This Week in Armenian History

Death of Richard Yardumian (August 15, 1985)

Richard Yardumian was an Armenian-American classical music composer who was associated to Eugene Ormandy and the Philadelphia Orchestra for two decades. 

Yardumian was born in Philadelphia on April 5, 1917. He was the youngest of ten children and began studying the piano at a very early age. His father, Rev. Haig Yardumian, was the founding pastor of the Philadelphia Armenian Evangelical community and his mother, Lucia, was a teacher and organist. 

One of his brothers, Elijah Yardumian, a concert pianist who graduated from the Curtis Institute, served as a musical mentor. Richard Yardumian began composing at age 14 and began a formal study of piano, harmony, theory and counterpoint at age 21, when he married Ruth Seckelmann. They would have thirteen children. By then, he had written his most popular piece, The Armenian Suite, at the age of nineteen. This work, later recorded by several orchestras, was also used as the signature music for “Behind the Iron Curtain,” a radio program of Voice of America. Yardumian’s earlier compositions frequently reflect the Armenian folk songs and religious melodies he was exposed to as a child.  

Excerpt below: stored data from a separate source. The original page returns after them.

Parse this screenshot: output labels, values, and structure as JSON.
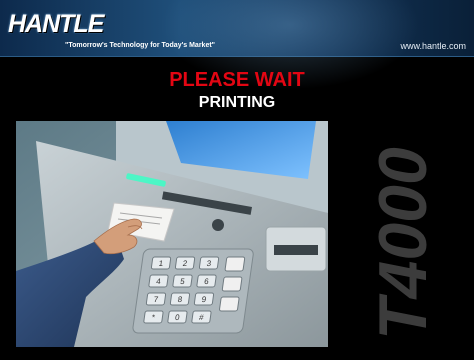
{
  "header": {
    "logo": "HANTLE",
    "tagline": "\"Tomorrow's Technology for Today's Market\"",
    "url": "www.hantle.com"
  },
  "status": {
    "title": "PLEASE WAIT",
    "subtitle": "PRINTING"
  },
  "machine": {
    "model": "T4000",
    "keypad_keys": [
      "1",
      "2",
      "3",
      "4",
      "5",
      "6",
      "7",
      "8",
      "9",
      "*",
      "0",
      "#"
    ]
  }
}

Yardumian was a private in the army during World War II. In 1945, the Philadelphia Orchestra directed by Ormandy premiered Yardumian’s Desolate City, which marked Yardumian’s public debut as a composer. This was also the beginning of his association with Ormandy, which led to several recordings on the Columbia label. The Philadelphia Orchestra premiered ten of his works, bringing the total performances worldwide to nearly 100.  

In the 1940s, Yardumian became musical director for The Lord’s New Church Which is Nova Hierosolyma, a Swedenborgian congregation, in Bryn Athyn, Pennsylvania, for almost forty years.   

In 1967, Fordham University commissioned Yardumian to write his mass, Come Creator Spirit, in celebration of its 125th anniversary. The work was premiered at Lincoln Center in New York that year with mezzo-soprano Lili Chookasian.  

Yardumian died of complications following a heart attack at home in Bryn Athyn, Pennsylvania, on August 15, 1985.